C'est une directive européenne qui pourrait faire tomber le modèle des plateformes numériques comme Uber et Deliveroo. Bruxelles a dévoilé le 9 décembre un projet qui entend encadrer le statut des travailleurs indépendants, pour mieux protéger ces derniers. Un "camouflet" pour les plateformes, a réagi la députée Leïla Chaibi qui bataille depuis plusieurs années pour qu’une "présomption de salariat" soit appliquée.
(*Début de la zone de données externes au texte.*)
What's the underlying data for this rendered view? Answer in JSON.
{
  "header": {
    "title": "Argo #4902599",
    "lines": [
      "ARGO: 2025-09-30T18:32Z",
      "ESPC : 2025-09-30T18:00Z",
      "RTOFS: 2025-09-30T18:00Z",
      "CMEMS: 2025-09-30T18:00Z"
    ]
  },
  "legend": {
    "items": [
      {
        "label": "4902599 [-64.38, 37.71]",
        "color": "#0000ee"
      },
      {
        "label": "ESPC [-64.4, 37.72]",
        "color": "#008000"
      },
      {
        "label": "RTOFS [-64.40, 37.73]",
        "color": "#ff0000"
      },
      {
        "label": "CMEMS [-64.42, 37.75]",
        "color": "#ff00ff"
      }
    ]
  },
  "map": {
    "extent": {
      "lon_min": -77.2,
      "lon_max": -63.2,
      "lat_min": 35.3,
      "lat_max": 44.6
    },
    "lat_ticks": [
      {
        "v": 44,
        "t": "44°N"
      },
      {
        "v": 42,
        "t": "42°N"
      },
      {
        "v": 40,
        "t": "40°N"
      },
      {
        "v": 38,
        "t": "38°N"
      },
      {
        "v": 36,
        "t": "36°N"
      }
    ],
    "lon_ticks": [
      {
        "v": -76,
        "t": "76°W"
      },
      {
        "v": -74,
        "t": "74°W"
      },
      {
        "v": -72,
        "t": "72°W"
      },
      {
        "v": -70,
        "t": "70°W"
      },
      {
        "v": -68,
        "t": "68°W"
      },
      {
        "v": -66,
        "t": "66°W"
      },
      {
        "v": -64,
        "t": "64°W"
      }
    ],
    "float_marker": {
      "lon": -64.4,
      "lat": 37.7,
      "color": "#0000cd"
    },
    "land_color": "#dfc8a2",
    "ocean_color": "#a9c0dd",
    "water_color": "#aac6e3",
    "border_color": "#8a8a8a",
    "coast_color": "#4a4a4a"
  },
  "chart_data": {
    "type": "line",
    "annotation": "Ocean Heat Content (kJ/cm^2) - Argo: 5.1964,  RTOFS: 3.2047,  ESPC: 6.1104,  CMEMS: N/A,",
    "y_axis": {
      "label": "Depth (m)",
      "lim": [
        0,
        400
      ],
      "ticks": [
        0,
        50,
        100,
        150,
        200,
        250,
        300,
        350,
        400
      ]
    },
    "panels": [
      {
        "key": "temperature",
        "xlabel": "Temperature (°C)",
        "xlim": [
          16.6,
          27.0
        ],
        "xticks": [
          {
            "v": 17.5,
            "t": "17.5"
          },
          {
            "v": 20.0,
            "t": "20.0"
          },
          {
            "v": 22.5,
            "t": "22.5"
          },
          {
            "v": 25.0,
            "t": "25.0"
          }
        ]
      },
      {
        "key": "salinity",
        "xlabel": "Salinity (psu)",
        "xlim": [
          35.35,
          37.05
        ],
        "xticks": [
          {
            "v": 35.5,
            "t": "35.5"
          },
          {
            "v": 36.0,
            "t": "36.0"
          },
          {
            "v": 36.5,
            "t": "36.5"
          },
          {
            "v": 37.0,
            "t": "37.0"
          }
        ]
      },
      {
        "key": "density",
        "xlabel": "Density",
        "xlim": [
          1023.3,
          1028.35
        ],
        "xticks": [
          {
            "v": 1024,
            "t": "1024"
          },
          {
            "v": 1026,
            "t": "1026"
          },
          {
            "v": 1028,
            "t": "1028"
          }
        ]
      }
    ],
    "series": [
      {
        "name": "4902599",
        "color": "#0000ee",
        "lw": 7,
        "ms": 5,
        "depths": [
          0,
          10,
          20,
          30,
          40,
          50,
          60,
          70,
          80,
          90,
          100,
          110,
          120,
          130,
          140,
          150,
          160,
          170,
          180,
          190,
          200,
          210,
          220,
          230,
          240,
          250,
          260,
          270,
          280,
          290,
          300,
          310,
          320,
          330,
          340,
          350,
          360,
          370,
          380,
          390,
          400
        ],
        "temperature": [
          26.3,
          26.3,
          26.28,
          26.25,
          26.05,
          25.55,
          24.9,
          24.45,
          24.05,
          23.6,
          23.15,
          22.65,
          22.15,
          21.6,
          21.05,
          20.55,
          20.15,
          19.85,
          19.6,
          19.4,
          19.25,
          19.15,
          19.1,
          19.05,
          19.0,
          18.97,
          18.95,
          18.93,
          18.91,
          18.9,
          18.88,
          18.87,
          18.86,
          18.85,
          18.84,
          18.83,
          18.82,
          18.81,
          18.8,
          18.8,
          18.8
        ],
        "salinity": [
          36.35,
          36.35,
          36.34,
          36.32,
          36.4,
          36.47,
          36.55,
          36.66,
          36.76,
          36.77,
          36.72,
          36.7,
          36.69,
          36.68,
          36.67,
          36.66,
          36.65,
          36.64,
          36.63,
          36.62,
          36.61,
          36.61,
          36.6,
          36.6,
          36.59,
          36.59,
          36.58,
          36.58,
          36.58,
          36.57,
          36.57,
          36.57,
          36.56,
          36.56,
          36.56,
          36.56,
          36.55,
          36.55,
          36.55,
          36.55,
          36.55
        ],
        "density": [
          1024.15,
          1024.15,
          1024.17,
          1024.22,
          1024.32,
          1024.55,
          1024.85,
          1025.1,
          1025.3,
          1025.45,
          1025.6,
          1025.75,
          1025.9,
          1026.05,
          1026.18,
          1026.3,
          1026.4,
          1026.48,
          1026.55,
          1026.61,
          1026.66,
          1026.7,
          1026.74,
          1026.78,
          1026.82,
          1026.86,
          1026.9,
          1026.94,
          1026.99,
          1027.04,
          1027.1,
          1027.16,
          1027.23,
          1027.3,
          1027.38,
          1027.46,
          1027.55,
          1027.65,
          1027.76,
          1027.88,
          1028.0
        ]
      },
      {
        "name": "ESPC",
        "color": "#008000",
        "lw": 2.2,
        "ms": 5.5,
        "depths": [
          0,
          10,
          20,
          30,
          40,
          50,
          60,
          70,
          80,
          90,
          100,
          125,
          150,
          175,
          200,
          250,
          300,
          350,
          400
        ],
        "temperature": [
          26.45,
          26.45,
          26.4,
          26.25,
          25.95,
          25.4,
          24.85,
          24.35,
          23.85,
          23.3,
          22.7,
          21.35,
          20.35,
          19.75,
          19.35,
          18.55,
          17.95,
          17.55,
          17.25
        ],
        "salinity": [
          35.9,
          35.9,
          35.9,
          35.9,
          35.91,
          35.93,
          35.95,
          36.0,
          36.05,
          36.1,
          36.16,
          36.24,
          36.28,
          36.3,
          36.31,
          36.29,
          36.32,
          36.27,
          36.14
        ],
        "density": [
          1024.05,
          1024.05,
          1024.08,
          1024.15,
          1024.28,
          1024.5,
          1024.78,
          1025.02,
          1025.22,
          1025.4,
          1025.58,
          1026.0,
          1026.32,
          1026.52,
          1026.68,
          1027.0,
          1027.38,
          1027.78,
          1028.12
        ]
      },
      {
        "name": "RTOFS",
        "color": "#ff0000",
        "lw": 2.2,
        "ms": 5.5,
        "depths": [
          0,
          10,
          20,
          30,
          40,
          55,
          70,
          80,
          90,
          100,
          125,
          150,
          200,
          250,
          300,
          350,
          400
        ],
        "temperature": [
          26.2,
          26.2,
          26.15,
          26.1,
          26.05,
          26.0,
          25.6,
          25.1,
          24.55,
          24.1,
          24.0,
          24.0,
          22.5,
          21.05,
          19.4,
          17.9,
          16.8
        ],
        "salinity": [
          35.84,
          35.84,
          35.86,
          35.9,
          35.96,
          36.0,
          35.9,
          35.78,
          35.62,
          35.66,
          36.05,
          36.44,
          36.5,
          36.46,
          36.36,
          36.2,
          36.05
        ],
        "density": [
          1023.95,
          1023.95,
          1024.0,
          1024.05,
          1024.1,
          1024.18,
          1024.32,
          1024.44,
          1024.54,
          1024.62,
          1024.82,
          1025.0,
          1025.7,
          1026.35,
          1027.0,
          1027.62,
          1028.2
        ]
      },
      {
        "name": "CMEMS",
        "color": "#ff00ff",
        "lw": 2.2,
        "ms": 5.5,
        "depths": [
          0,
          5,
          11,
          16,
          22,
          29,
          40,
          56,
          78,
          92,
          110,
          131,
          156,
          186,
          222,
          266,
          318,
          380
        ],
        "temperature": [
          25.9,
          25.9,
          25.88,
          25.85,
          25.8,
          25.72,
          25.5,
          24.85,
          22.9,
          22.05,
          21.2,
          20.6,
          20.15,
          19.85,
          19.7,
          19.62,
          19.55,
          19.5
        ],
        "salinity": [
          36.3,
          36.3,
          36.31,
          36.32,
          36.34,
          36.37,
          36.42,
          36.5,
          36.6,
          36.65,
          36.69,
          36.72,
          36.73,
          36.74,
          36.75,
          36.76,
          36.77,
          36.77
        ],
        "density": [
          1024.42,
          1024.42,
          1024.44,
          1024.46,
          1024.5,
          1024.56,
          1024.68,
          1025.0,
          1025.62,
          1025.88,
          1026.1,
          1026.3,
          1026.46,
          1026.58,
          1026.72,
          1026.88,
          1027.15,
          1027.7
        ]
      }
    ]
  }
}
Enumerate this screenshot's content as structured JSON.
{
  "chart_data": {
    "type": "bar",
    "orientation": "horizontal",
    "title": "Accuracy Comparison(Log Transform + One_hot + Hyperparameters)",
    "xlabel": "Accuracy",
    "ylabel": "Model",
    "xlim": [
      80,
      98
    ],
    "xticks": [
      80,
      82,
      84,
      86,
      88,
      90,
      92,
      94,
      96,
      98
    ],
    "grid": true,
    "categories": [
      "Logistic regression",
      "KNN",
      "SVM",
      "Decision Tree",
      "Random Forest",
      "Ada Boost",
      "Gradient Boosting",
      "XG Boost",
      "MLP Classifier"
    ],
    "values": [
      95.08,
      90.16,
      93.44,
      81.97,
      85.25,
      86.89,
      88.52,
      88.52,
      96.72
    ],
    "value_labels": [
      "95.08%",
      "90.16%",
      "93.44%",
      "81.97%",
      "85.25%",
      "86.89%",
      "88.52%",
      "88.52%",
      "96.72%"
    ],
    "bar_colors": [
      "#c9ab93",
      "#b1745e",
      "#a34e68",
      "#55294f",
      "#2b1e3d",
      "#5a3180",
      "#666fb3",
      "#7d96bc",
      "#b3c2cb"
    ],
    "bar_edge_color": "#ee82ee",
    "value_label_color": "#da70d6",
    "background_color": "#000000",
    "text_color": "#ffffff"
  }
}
C’est un "coup de tonnerre", selon les mots la députée européenne (LFI) Leïla Chaibi. La Commission européenne a dévoilé le 9 décembre un arsenal de mesures visant à renforcer les droits des travailleurs des plateformes numériques comme Uber, Deliveroo ou Bolt. Ces travailleurs sont aujourd’hui 28 millions en Europe. Un chiffre qui devrait monter à 43 millions d’ici 2025. Or, parmi eux, 5,5 millions ne répondraient pas aux critères du statut d’indépendant. "Il s’agit d’une étape importante vers une économie numérique plus sociale", a défendu Margrethe Vestager, commissaire européenne à la concurrence. "Notre proposition de directive aidera les faux indépendants travaillant pour des plateformes à déterminer correctement leur statut professionnel et à jouir de tous les droits sociaux qui en découlent".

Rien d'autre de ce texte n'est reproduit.